In renal cell carcinoma (RCC), decreased expression of arginosuccinate synthase (ASS1) results in arginine auxotrophy; therefore, arginine deprivation has been proposed as a potential therapy. Now, Robert Weiss and colleagues report that arginine auxotrophy is also a feature of autosomal dominant polycystic kidney disease (ADPKD).

The researchers found that ASS1 is predominantly expressed in the proximal tubules in healthy human kidneys. In patients with ADPKD, ASS1 expression is maintained in non-atrophic proximal tubules but is reduced or absent in atrophic tubules.
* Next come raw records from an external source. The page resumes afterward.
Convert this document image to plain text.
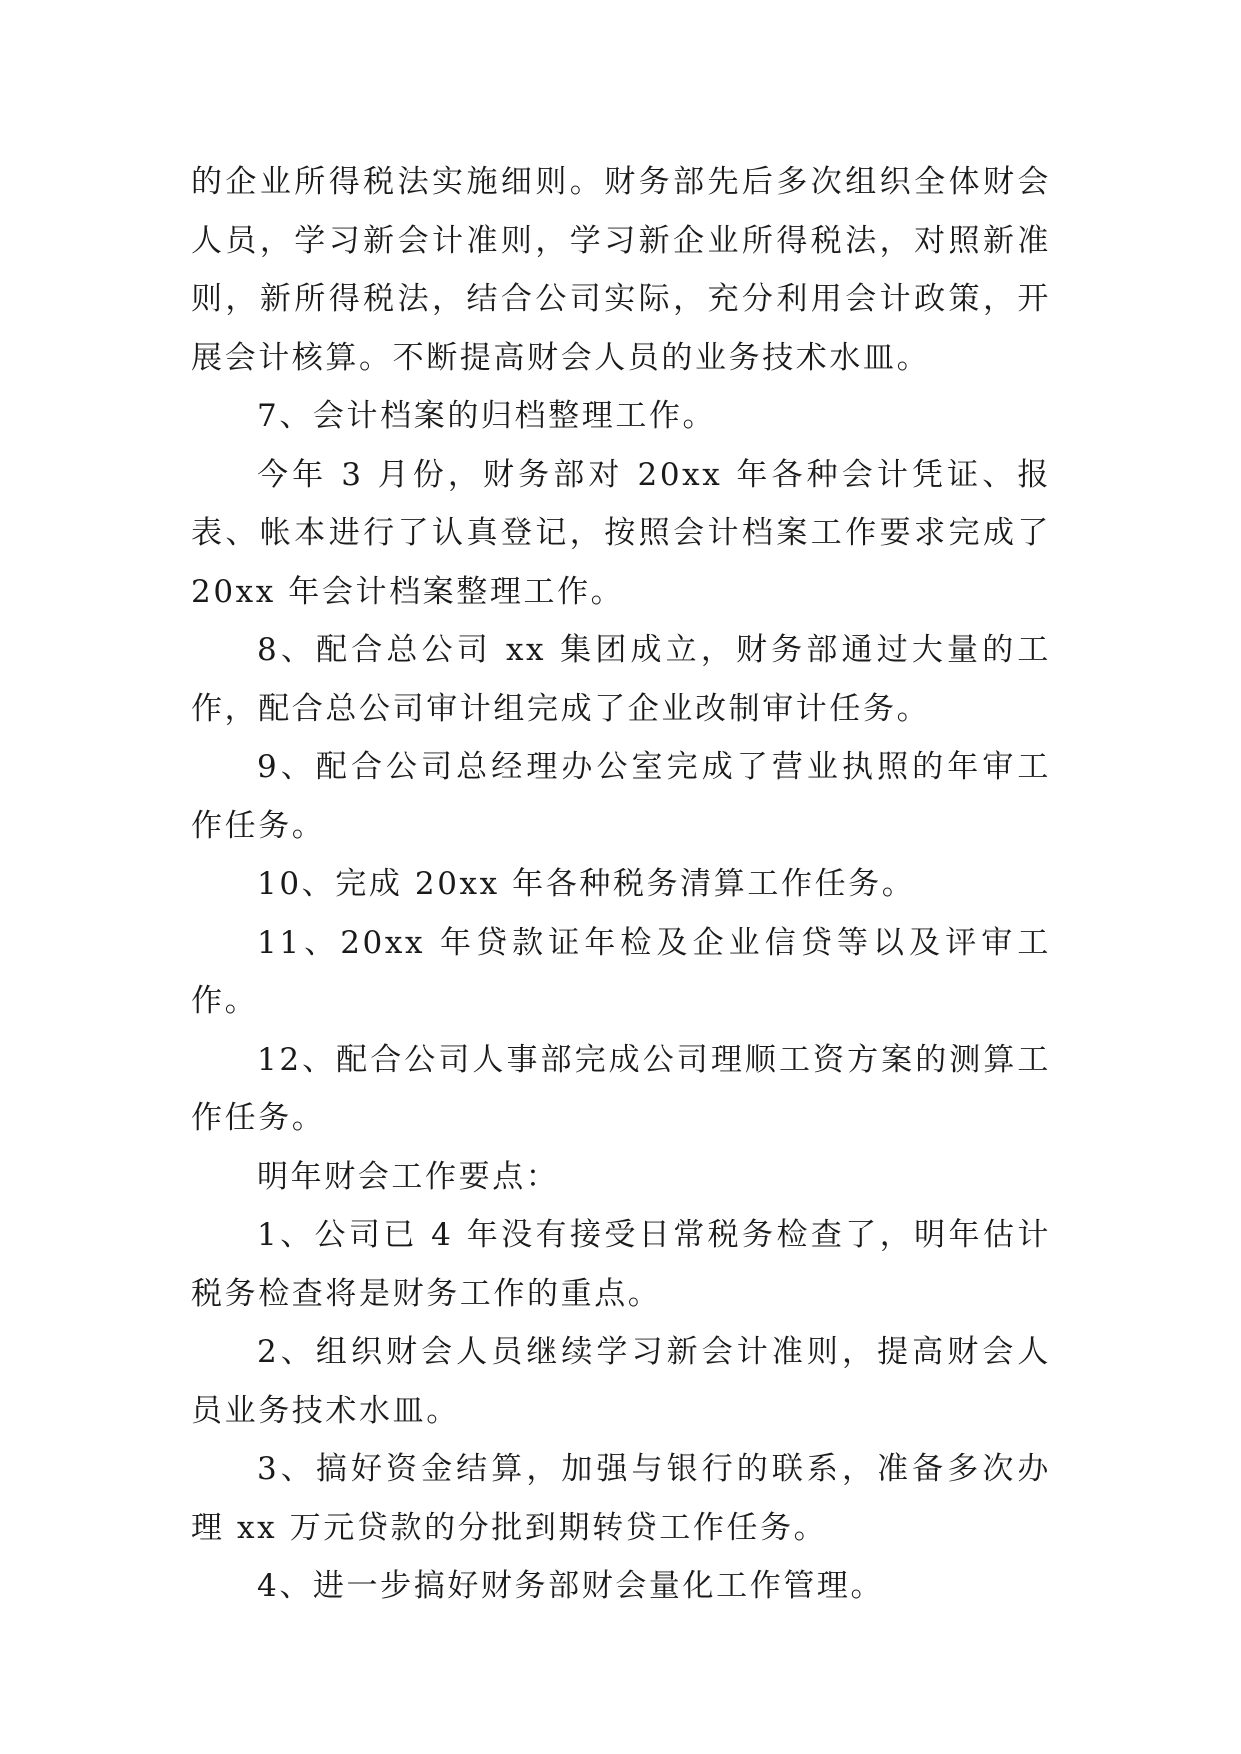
的企业所得税法实施细则。财务部先后多次组织全体财会人员，学习新会计准则，学习新企业所得税法，对照新准则，新所得税法，结合公司实际，充分利用会计政策，开展会计核算。不断提高财会人员的业务技术水皿。

7、会计档案的归档整理工作。

今年 3 月份，财务部对 20xx 年各种会计凭证、报表、帐本进行了认真登记，按照会计档案工作要求完成了 20xx 年会计档案整理工作。

8、配合总公司 xx 集团成立，财务部通过大量的工作，配合总公司审计组完成了企业改制审计任务。

9、配合公司总经理办公室完成了营业执照的年审工作任务。

10、完成 20xx 年各种税务清算工作任务。

11、20xx 年贷款证年检及企业信贷等以及评审工作。

12、配合公司人事部完成公司理顺工资方案的测算工作任务。

明年财会工作要点：

1、公司已 4 年没有接受日常税务检查了，明年估计税务检查将是财务工作的重点。

2、组织财会人员继续学习新会计准则，提高财会人员业务技术水皿。

3、搞好资金结算，加强与银行的联系，准备多次办理 xx 万元贷款的分批到期转贷工作任务。

4、进一步搞好财务部财会量化工作管理。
In RCC, ASS1 expression is reduced owing to promoter methylation; however, the ASS1 promoter was not methylated in the ADPKD samples. The researchers suggest that reduced ASS1 expression in ADPKD is the result of loss of proximal tubule cells owing to tissue atrophy.

Under conditions of arginine depletion, the proliferation and viability of Pkd1-/- cell lines was reduced compared to wild-type cells. In addition, using in vitro and ex vivo cyst assays, the researchers showed that lowering the concentration of arginine in the culture media reduces cystogenesis in a dose-dependent manner. “Glucose and glutamine reprogramming have previously been described in PKD, but our study is the first to describe arginine reprogramming,” notes Weiss.
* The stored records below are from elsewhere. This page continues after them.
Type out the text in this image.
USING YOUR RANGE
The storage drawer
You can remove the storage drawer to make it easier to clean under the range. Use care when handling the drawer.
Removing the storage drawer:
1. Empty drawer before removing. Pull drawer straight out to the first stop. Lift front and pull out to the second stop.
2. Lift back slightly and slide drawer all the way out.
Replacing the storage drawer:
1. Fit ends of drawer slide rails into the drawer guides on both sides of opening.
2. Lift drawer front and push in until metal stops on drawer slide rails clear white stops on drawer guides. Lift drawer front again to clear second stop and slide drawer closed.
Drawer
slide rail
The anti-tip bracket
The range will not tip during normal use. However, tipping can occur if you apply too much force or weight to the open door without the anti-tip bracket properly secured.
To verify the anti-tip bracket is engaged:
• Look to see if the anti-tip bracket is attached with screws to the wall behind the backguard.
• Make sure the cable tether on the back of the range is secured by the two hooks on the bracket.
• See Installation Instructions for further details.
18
Metabolomics analyses showed that arginine depletion mostly affected the glutamine and proline pathways and led to increased glutamine levels in wild type and Pkd1-/- cell lines. Moreover, when arginine deiminase (ADI) was used to deplete arginine in cell cultures, Pkd1-/- cells produced more glutamate than did wild-type cells. Based on these findings, the researchers suggest that arginine deficiency could lead to glutamine addiction in PKD.

“Decreasing circulating arginine levels is likely to affect cyst production but not normal tissues, as the latter can produce their own arginine,” says Weiss. “We foresee a trial of dietary arginine depletion and possibly ADI therapy in patients with ADPKD.”